Okavango Delta in May
As May unfolds, the Okavango Delta gets cooler and the bright, cloudless days begin to dip below 30°C (86°F). Along the rapidly filling waterways the nights tend to be milder, but on the open plains away from the channels it may drop as low as 5°C (50°F). It’s safe to say that no rain ever falls in May and you’ll seldom see more than the odd wisp of cloud. The deep blue sky remains crisp and clear, not yet as dusty as it can get later in the year.
As surface water evaporates on the surrounding Kalahari plains, more and more animals are drawn to the Okavango’s rising floodwaters. This is especially true along the Delta’s northern concessions which attract elephant and plains game from the increasingly dry Chobe and Linyanti regions. If your primary goal is wildlife – especially lion and other predators – then the northern concessions and Khwai region are a good choice this early in the season, as is Chief’s Island which has excellent game year-round. In general, however, May is prime time across the Okavango, an excellent mix of rising water levels and drying grasslands, when the wildlife gathers along the Delta’s deepening pools, and there’s still plenty to eat around the floodplains. By late May the elevated water levels allow extensive motorboat and mokoro activities and the early mornings aren’t yet as cold as they can get in June and July.

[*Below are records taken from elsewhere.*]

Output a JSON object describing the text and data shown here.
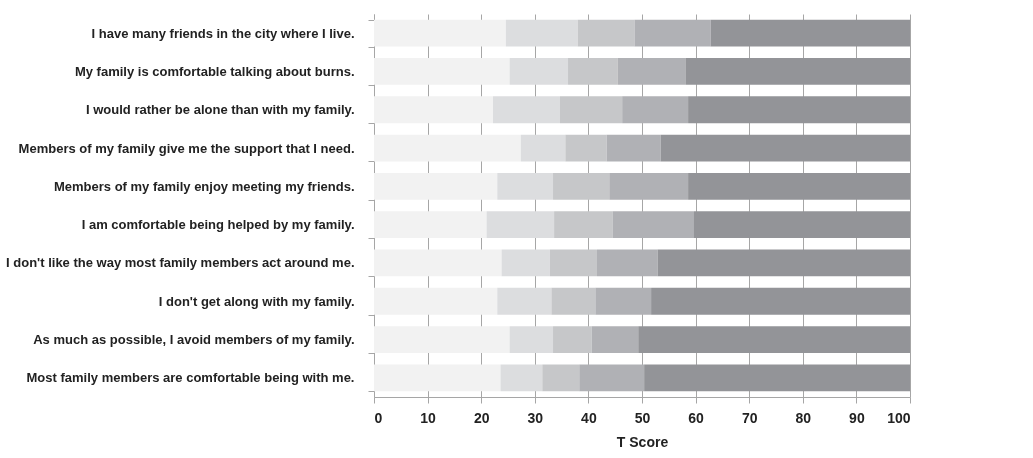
{
  "chart_data": {
    "type": "bar",
    "orientation": "horizontal",
    "stacked": true,
    "xlabel": "T Score",
    "categories": [
      "I have many friends in the city where I live.",
      "My family is comfortable talking about burns.",
      "I would rather be alone than with my family.",
      "Members of my family give me the support that I need.",
      "Members of my family enjoy meeting my friends.",
      "I am comfortable being helped by my family.",
      "I don't like the way most family members act around me.",
      "I don't get along with my family.",
      "As much as possible, I avoid members of my family.",
      "Most family members are comfortable being with me."
    ],
    "series": [
      {
        "color": "#f2f2f2",
        "values": [
          24.6,
          25.3,
          22.2,
          27.4,
          23.0,
          21.0,
          23.8,
          23.0,
          25.3,
          23.6
        ]
      },
      {
        "color": "#dcdddf",
        "values": [
          13.4,
          10.9,
          12.5,
          8.3,
          10.4,
          12.6,
          9.0,
          10.1,
          8.1,
          7.8
        ]
      },
      {
        "color": "#c6c7c9",
        "values": [
          10.6,
          9.3,
          11.6,
          7.7,
          10.5,
          10.9,
          8.8,
          8.2,
          7.2,
          6.9
        ]
      },
      {
        "color": "#b0b1b5",
        "values": [
          14.2,
          12.7,
          12.3,
          10.1,
          14.7,
          15.2,
          11.3,
          10.4,
          8.7,
          12.1
        ]
      },
      {
        "color": "#939498",
        "values": [
          37.2,
          41.8,
          41.4,
          46.5,
          41.4,
          40.3,
          47.1,
          48.3,
          50.7,
          49.6
        ]
      }
    ],
    "xlim": [
      0,
      100
    ],
    "xticks": [
      0,
      10,
      20,
      30,
      40,
      50,
      60,
      70,
      80,
      90,
      100
    ],
    "grid": "x",
    "legend": false
  }
}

Highlights: Those who visit the Okavango Delta regularly often cite May as their favourite month. It’s true that predator sightings are not as prolific as later in the season (September and October are usually best), but May brings its own rewards. Moderate temperatures, clear blue skies, rising floodwaters and an abundance of well-fed, healthy herbivores all combine to make the Okavango particularly special in May.
Disadvantages: If you’re desperate to see predators, then your chances are slightly better later in the year, when the vegetation is drier and thinner and the animals easier to spot. That said, most lodges and camps have very experienced trackers and guides and although wildlife sightings are never guaranteed, they’re usually able to find animals for their guests in just about any season.